Elisabeth Strout - Je m'appelle Lucy Barton

Hospitalisée à la suite d'une opération, Lucy Barton reçoit la visite impromptue de sa mère, avec laquelle elle avait perdu tout contact. Tandis que celle-ci se perd en commérages, convoquant les fantômes du passé, Lucy se trouve plongée dans les souvenirs de son enfance dans une petite ville de l'Illinois - la pauvreté extrême, honteuse, la rudesse de son père, et finalement son départ pour New York, qui l'a définitivement isolée des siens.

Peu à peu, Lucy est amenée à évoquer son propre mariage, ses deux filles, et ses débuts de romancière de New York des années 1980.

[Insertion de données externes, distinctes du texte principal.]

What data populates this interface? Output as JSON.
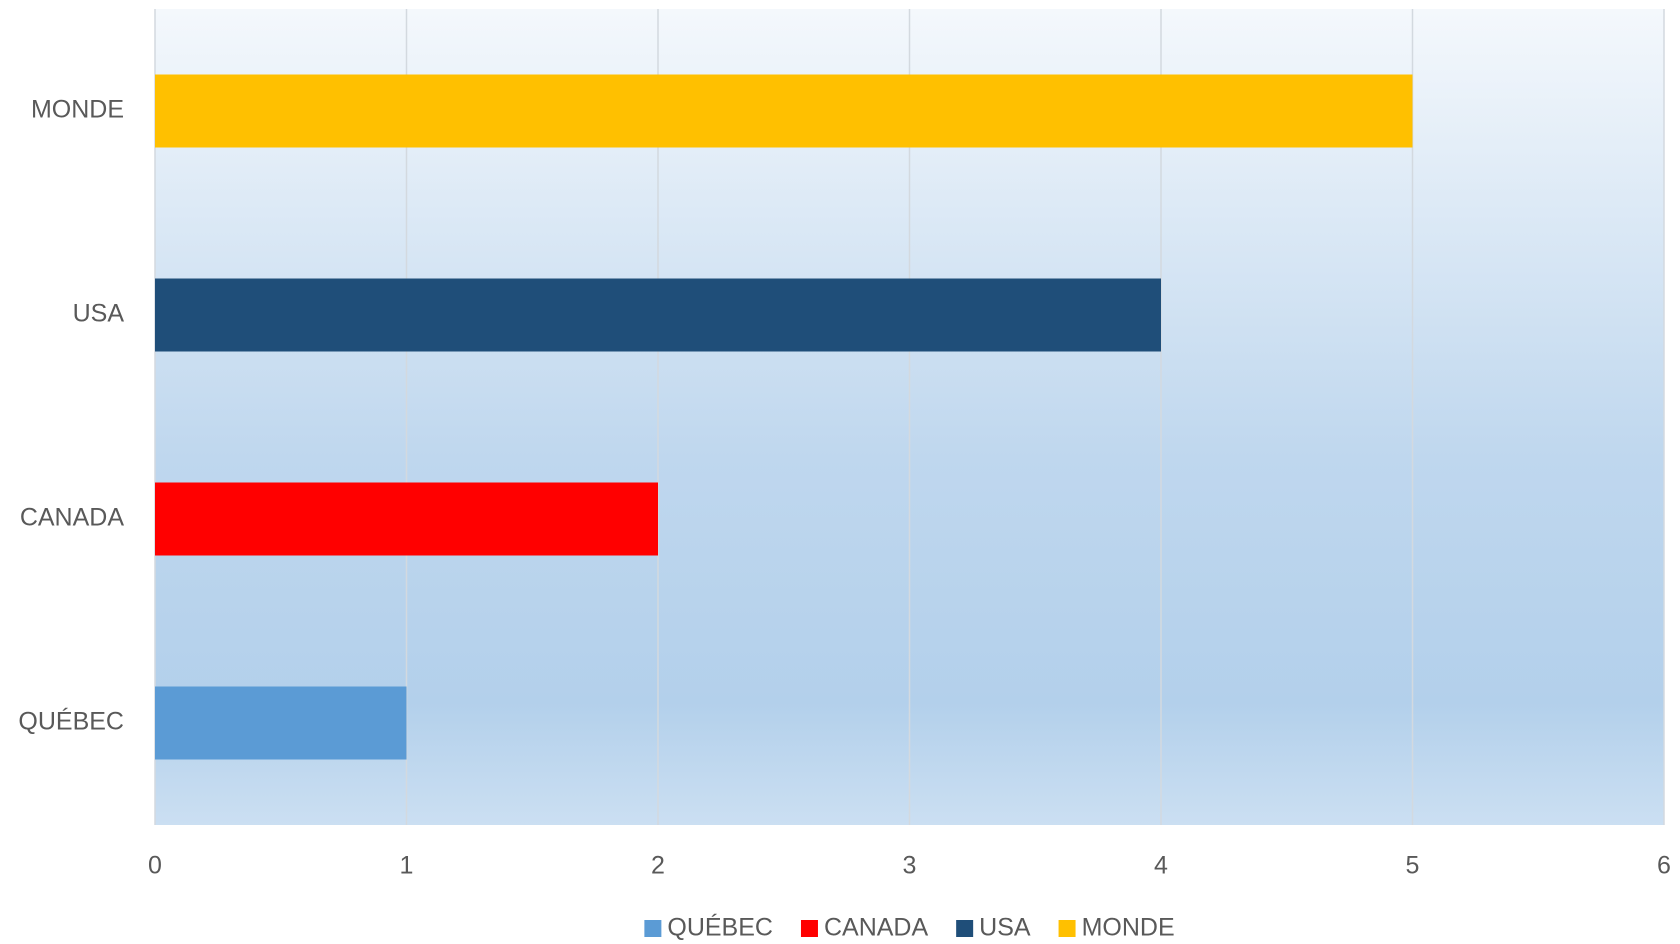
{
  "chart_data": {
    "type": "bar",
    "orientation": "horizontal",
    "categories": [
      "QUÉBEC",
      "CANADA",
      "USA",
      "MONDE"
    ],
    "values": [
      1,
      2,
      4,
      5
    ],
    "colors": [
      "#5b9bd5",
      "#ff0000",
      "#1f4e79",
      "#ffc000"
    ],
    "xlim": [
      0,
      6
    ],
    "xticks": [
      0,
      1,
      2,
      3,
      4,
      5,
      6
    ],
    "grid": true,
    "legend": "bottom"
  }
}
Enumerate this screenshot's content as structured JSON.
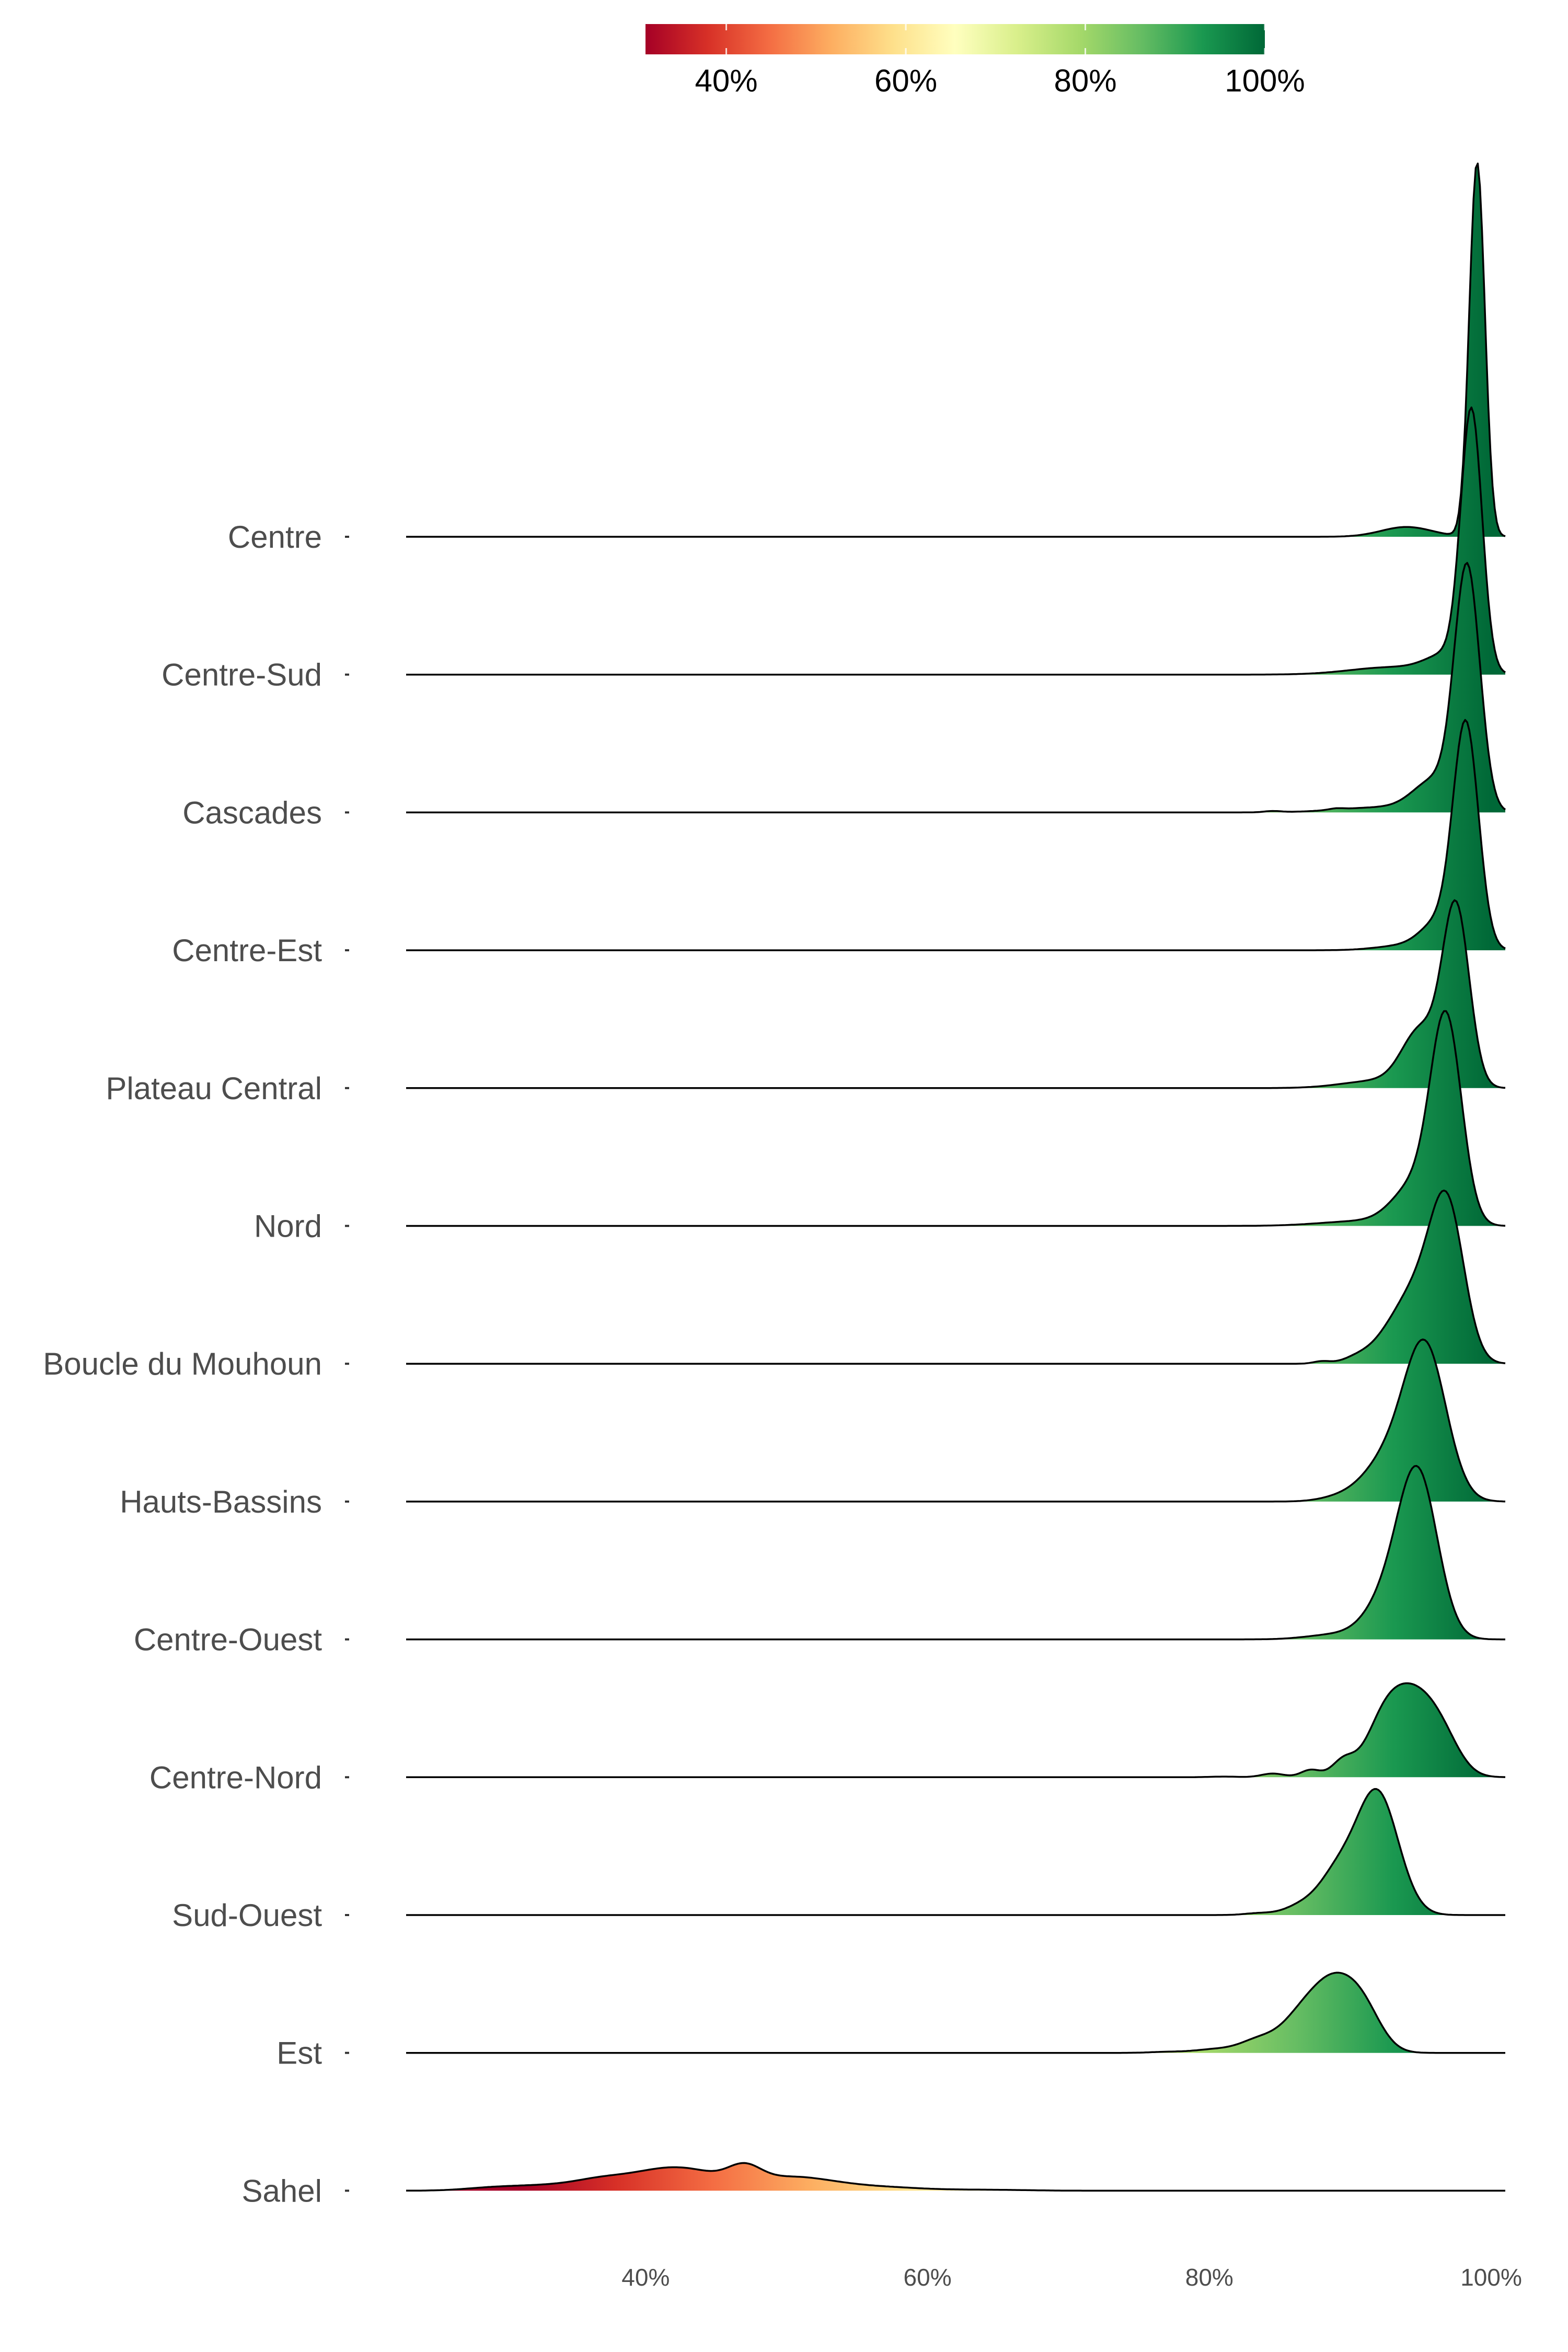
{
  "chart_data": {
    "type": "ridgeline",
    "title": "",
    "xlabel": "",
    "ylabel": "",
    "x_range": [
      23,
      101
    ],
    "x_ticks": [
      {
        "value": 40,
        "label": "40%"
      },
      {
        "value": 60,
        "label": "60%"
      },
      {
        "value": 80,
        "label": "80%"
      },
      {
        "value": 100,
        "label": "100%"
      }
    ],
    "grid": false,
    "colorbar": {
      "position": "top",
      "colors": [
        "#a50026",
        "#d73027",
        "#f46d43",
        "#fdae61",
        "#fee08b",
        "#ffffbf",
        "#d9ef8b",
        "#a6d96a",
        "#66bd63",
        "#1a9850",
        "#006837"
      ],
      "range": [
        31,
        100
      ],
      "ticks": [
        {
          "value": 40,
          "label": "40%"
        },
        {
          "value": 60,
          "label": "60%"
        },
        {
          "value": 80,
          "label": "80%"
        },
        {
          "value": 100,
          "label": "100%"
        }
      ]
    },
    "series": [
      {
        "name": "Centre",
        "peaks": [
          [
            99,
            0.55,
            3.05
          ]
        ],
        "tail": [
          [
            94,
            1.8,
            0.08
          ]
        ]
      },
      {
        "name": "Centre-Sud",
        "peaks": [
          [
            98.6,
            0.75,
            2.08
          ],
          [
            97,
            1.5,
            0.15
          ]
        ],
        "tail": [
          [
            93,
            3,
            0.06
          ]
        ]
      },
      {
        "name": "Cascades",
        "peaks": [
          [
            98.3,
            0.9,
            1.95
          ],
          [
            96,
            1.5,
            0.25
          ]
        ],
        "tail": [
          [
            84.5,
            0.6,
            0.01
          ],
          [
            89,
            0.5,
            0.01
          ],
          [
            92,
            3,
            0.04
          ]
        ]
      },
      {
        "name": "Centre-Est",
        "peaks": [
          [
            98.2,
            0.9,
            1.82
          ],
          [
            96.2,
            1.2,
            0.2
          ]
        ],
        "tail": [
          [
            94,
            2,
            0.04
          ]
        ]
      },
      {
        "name": "Plateau Central",
        "peaks": [
          [
            97.5,
            0.95,
            1.45
          ],
          [
            95,
            1.3,
            0.45
          ]
        ],
        "tail": [
          [
            92,
            2.5,
            0.06
          ]
        ]
      },
      {
        "name": "Nord",
        "peaks": [
          [
            96.8,
            1.1,
            1.65
          ],
          [
            94.5,
            1.5,
            0.3
          ]
        ],
        "tail": [
          [
            91,
            3,
            0.04
          ]
        ]
      },
      {
        "name": "Boucle du Mouhoun",
        "peaks": [
          [
            96.9,
            1.2,
            1.2
          ],
          [
            94.7,
            1.5,
            0.55
          ]
        ],
        "tail": [
          [
            92.5,
            1.2,
            0.12
          ],
          [
            88,
            0.6,
            0.02
          ],
          [
            90.5,
            1,
            0.05
          ]
        ]
      },
      {
        "name": "Hauts-Bassins",
        "peaks": [
          [
            95.3,
            1.5,
            1.25
          ],
          [
            92.5,
            1.6,
            0.3
          ]
        ],
        "tail": [
          [
            89.5,
            1.5,
            0.04
          ]
        ]
      },
      {
        "name": "Centre-Ouest",
        "peaks": [
          [
            94.8,
            1.4,
            1.32
          ],
          [
            92.5,
            1.5,
            0.28
          ]
        ],
        "tail": [
          [
            89,
            2,
            0.04
          ]
        ]
      },
      {
        "name": "Centre-Nord",
        "peaks": [
          [
            94.4,
            1.5,
            0.58
          ],
          [
            92.3,
            1.3,
            0.38
          ],
          [
            96.5,
            1.3,
            0.28
          ]
        ],
        "tail": [
          [
            89.5,
            0.8,
            0.13
          ],
          [
            87.2,
            0.7,
            0.06
          ],
          [
            84.5,
            0.8,
            0.03
          ],
          [
            81,
            1,
            0.005
          ]
        ]
      },
      {
        "name": "Sud-Ouest",
        "peaks": [
          [
            91.9,
            1.5,
            1.0
          ],
          [
            89,
            1.3,
            0.3
          ]
        ],
        "tail": [
          [
            86.5,
            1.2,
            0.07
          ],
          [
            83.5,
            1,
            0.015
          ]
        ]
      },
      {
        "name": "Est",
        "peaks": [
          [
            88.8,
            1.6,
            0.54
          ],
          [
            91,
            1.3,
            0.27
          ],
          [
            86.3,
            1.4,
            0.22
          ]
        ],
        "tail": [
          [
            83.5,
            1.3,
            0.1
          ],
          [
            80.5,
            1.5,
            0.03
          ],
          [
            77,
            1.2,
            0.008
          ]
        ]
      },
      {
        "name": "Sahel",
        "peaks": [
          [
            41,
            2.2,
            0.14
          ],
          [
            47,
            1.2,
            0.14
          ],
          [
            44,
            2,
            0.1
          ],
          [
            50,
            2.5,
            0.1
          ],
          [
            37,
            2,
            0.08
          ]
        ],
        "tail": [
          [
            33,
            2.5,
            0.04
          ],
          [
            29,
            2,
            0.02
          ],
          [
            54,
            2.5,
            0.04
          ],
          [
            58,
            2,
            0.015
          ],
          [
            62,
            2.5,
            0.008
          ],
          [
            66,
            2,
            0.004
          ]
        ]
      }
    ]
  }
}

Une vie entière se déploie à travers son récit lucide et pétri d'humanité, tout en éclairant la relation entre une mère et sa fille, faite d'incompréhension, d’incommunicabilité, mais aussi d'une entente profonde.

 

Mon avis: 

 

Avant de vous livrer mon ressenti sur cette lecture qui sort des sentiers battus, je tiens à remercier les Editions Fayard pour leur confiance. 

 

Ce roman m'a interpellée en raison d'un titre très simple. Trop simple peut-être, mais en total accord avec le texte dont on comprend la portée sur la fin. 

 

Le pitch est simple: hospitalisée, Lucy reçoit la visite de sa mère qu'elle n'a pas revu depuis des années, et au travers de cette rencontre, nous livre des bribes de souvenirs qui ont plus ou moins d’importance pour elle. 

 

Comme je le précise précédemment, ce roman sort un peu des sentiers battus, du moins des registres que j'ai l'habitude de lire. Une fois refermé, et avec un peu de recul, j'ai le sentiment qu'il s'agit d'une sorte de confession, comme sur un lit de mort. A ce propos, pendant un moment, à la lecture des échanges entre Lucy et sa mère, j'en suis venue à me dire que sa mère n'était que le fruit de son imagination car décédée. Mais revenons à ce que je disais. Ce livre m'a donné l'impression d'être une confession dans les derniers instants de la vie de Lucy. Elle mentionne des regrets, des remords, des évènements qui l'ont marquée. A cela s'ajoute l'impression de désorganisation dans les chapitres: l'auteure saute d'un sujet à l'autre et revient au premier quelques pages plus loin, pour le traiter en trois lignes puis faire une nouvelle impasse pendant dix pages pour mieux en reparler après. Vous me suivez ? En soi, rien de tordu, on ne se perd pas puisque pas de réelle histoire, mais des sauts dans la narration qui devrait suivre un fil mais qui n'en suit pas, ou alors elle suit le fil de la pensée et celui-ci est souvent plus désordonnée que le fil littéraire d'un roman. Voilà, ça me donne l'impression que Lucy a couché sur papier les faits tels qu'ils passaient dans son esprit. 

 

"Les livres m'apportaient quelque chose. C'est ça que je voulais dire. Grâce à eux, je me sentais moins seule."

 

Oscillant entre amour et frustration, Lucy doit cohabiter avec sa mère pendant cinq jours et taire quelques interrogations. L'auteure possède une jolie plume, à la fois fluide et incisive, adaptée au registre. On lit rapidement et aisément ce court roman. On le lit vite car on veut savoir où il va nous mener. Pas de rebondissements ni de coups d'éclat, une simple femme qui confie cinq jours de sa vie. 

 

Un huis-clos qui dresse le portrait de deux femmes à priori opposées mais finalement très semblables. D'un côté nous avons la mère de Lucy, fière de ses racines et de ses origines, qui reste debout malgré la misère et se bat pour vivre; d'un autre, Lucy, qui, consciente que des études peuvent la sortir de cette misère, va se battre pour réussir, quitte à froisser sa famille. 

 

Je l'avoue, à deux ou trois reprises, je me suis demandée où voulait en venir Elisabeth Strout avec ce roman ? Je pense qu'au travers de son personnage, elle a désiré mettre l'accent sur la solitude qui peut entourer une personne et ce même si elle vit dans une grande ville. Elle a aussi mis en avant l'amour sous toutes ses formes, les sacrifices, le désir de devenir quelqu'un, le désamour, l'incompréhension. A mes yeux, Lucy avait besoin de cette hospitalisation pour revoir sa mère, faire le deuil peut-être d'une enfance pas très heureuse, des choses qu'on ne nomme pas, la pauvreté, pour mieux rebondir. Et finalement, si ce roman se révèle être un peu une quête d'identité, le titre prend sens quand on comprend que Lucy Barton est Lucy Barton et non pas le produit des désirs des uns et des autres.